1) What industry developments and/or whose work over the years has had the greatest positive influence on you?

2) What change(s) in the business do you love and why? And, what change(s) in the business do you dislike and why?

3) How has your role evolved over the years? What do you like most about that evolution? What do you like least?

4) What lessons learned over the years carry the most relevance for your career and business today and in planning for the future?

5) Looking towards the future, what are the most pressing questions for which you are seeking answers as you look to evolve your career and your company? Responses can span such sectors as the economy, business, creative, technological, media.

6) What’s your New Year’s resolution, creatively speaking and/or from a business standpoint, for your own company and/or as an individual?

7) While it’s always precarious to predict the future, in your informed opinion what do you envision for the industry—creatively speaking and/or from a business standpoint—in 2016?

Phillip Detchmendy
Executive Producer
RSA Films

2) It sounds like ancient history, but pre-YouTube it was such a simpler era, really just :30s and :60s for broadcast. There were clients, agencies, production companies and then the networks where the work played. Now it’s a totally different world. Multiple screens and platforms for everything. Mobile is king. We’re moving into an ad-blocked and streaming world. Now there are so many different models of companies that can and do succeed--is it a digital production company or an agency or is it a client, or some new hybrid? All of this change creates tremendous opportunities. More money is being spent in marketing and advertising every year, but where it’s being spent is changing. It’s also the most exciting time ever for creativity. The tools to create and distribute are the most democratic they’ve ever been. But just because everyone can be a filmmaker, doesn’t mean that everyone is a good filmmaker. The role and importance of the individual creative person is greater than it’s ever been before. Plus there are new storytelling mediums, like VR, which will open up tremendous opportunities. To me, it’s more important than ever to know exactly what your core strengths are. And to embrace the change that’s around us. And in all the change and clutter around us, people have a basic innate need to tell and be told stories, and to be entertained.

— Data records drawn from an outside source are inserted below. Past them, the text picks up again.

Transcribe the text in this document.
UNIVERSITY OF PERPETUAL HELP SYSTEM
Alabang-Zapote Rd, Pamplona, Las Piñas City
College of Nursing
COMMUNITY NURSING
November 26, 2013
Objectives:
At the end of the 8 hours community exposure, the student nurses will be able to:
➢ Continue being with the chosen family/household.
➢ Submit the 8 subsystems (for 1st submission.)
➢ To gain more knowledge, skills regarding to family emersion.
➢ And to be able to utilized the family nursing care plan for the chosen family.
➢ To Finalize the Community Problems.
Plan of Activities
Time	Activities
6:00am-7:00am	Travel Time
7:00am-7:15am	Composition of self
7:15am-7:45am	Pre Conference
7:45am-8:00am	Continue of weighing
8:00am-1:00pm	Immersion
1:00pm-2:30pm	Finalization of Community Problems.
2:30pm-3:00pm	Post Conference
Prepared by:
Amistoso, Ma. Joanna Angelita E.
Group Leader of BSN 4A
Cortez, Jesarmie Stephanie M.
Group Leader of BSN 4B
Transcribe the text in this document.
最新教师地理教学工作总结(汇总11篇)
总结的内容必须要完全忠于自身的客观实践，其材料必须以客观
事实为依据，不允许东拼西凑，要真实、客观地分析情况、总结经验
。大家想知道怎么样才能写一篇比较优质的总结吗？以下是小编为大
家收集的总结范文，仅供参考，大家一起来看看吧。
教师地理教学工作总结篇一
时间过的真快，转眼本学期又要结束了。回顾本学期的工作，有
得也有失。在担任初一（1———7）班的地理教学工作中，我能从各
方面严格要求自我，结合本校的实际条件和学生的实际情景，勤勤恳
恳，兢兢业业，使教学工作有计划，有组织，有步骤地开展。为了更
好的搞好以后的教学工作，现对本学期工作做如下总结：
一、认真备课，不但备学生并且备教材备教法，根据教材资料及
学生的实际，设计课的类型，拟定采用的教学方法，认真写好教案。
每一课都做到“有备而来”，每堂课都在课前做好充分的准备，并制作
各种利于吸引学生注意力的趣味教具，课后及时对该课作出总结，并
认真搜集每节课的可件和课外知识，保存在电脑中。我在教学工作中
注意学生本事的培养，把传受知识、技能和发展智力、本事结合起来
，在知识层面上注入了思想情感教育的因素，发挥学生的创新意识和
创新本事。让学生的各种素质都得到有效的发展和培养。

7) All of the projects we do are going to continue to be more and more under the microscope and have to do a lot of work for the brand. Not that there were ever throwaway jobs, but now all eyes are on everything. I think we are going to see an increasing trend where there are the larger, more normally funded projects, and then many smaller ones. This is also the year that VR will increasingly come into it’s own in storytelling and advertising. Our recently released The Martian VR Experience is a prime example of this. Marketing money will continue to grow, but how it is spent will change. As consumers have more choices in not watching ads, clients and brands are going to be increasingly sophisticated in reaching them. The most important thing is to know what your strengths are, while at the same time embracing the change that’s all around us.